No dice nada, me observa una última vez y se da la vuelta, cerrando la puerta con seguro.
Ahogo un grito, empujo la mesa con las manos y el estropicio del florero rompiéndose contra el suelo apacigua el sonido de mis sollozos. Suelto otro grito de impotencia antes de subir las piernas a la silla y abrazarlas a mi pecho, para esconder mi cabeza entre mis brazos.
La puerta se vuelve a abrir, pero no es él, no siento su perfume.
—¿Señora? —habló la voz de Beatriz—. Señora, le traje el desayuno.
—No quiero nada, déjalo ahí —digo entre hipos.
—Debe comer, anoche no cenó mucho —comenta con voz apacible—. El señor se molestará...
—El señor se puede ir a la mismísima mierda si le da la gana —gruño entre dientes, observo como Beatriz sigue en su tarea de levantar la mesa y buscar la bandeja del desayuno que dejó sobre la cama.

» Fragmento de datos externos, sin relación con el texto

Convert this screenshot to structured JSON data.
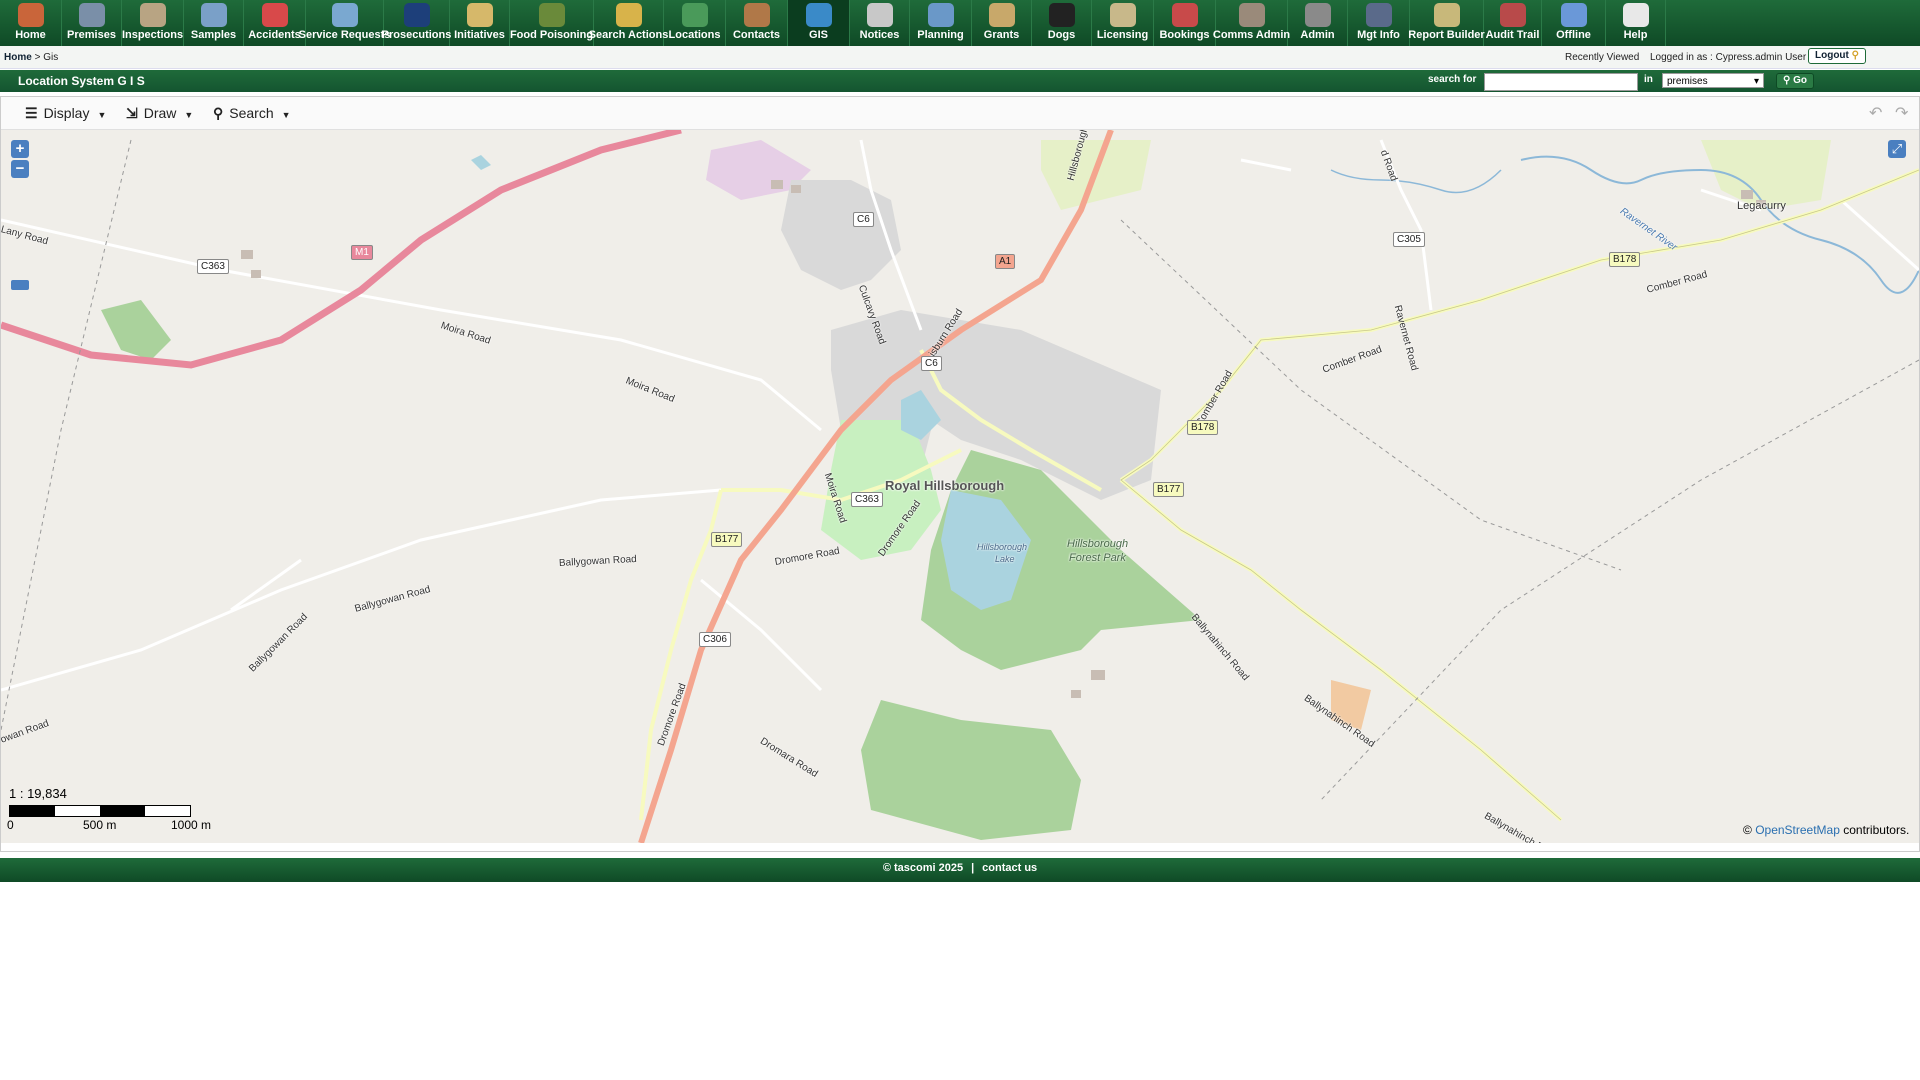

—Le hará bien comer un poco —prácticamente súplica, sé que tendrá problemas con Dominic si se entera que no comí.
—Está bien —me seco las lágrimas que salieron de mis ojos, ella sonríe.
—Le traeré otro girasol —dice recogiendo los pedazos rotos del florero y tomando el girasol machito.
—Lo lamento.
—No sé preocupe.
Me regala otra última sonrisa antes de girarse. Pero mi voz la detiene—: ¿Puedo salir al jardín?
Hace una mueca.
—Señora, ya conoce las órdenes del señor —musita en voz baja—. La hemos dejado salir al jardín toda la semana, no creo que sea conveniente.
Bajo la mirada, observo el esmalte rosa pálido que cubre mis uñas.
Asiento en compresión, ella me da una sonrisa triste y desaparece detrás de la puerta, cerrándola con llave.
Apoyo mi mejilla sobre mis rodillas, cierro los ojos sintiendo mis pestañas húmedas sobre mi piel.
Otro día más.
Otra vez la misma rutina.
Otra imposibilidad.
¿Este es mi maldito castigo por los errores ajenos?
Cuéntenme: ¿Qué les pareció?
¡Voten y comenten mucho!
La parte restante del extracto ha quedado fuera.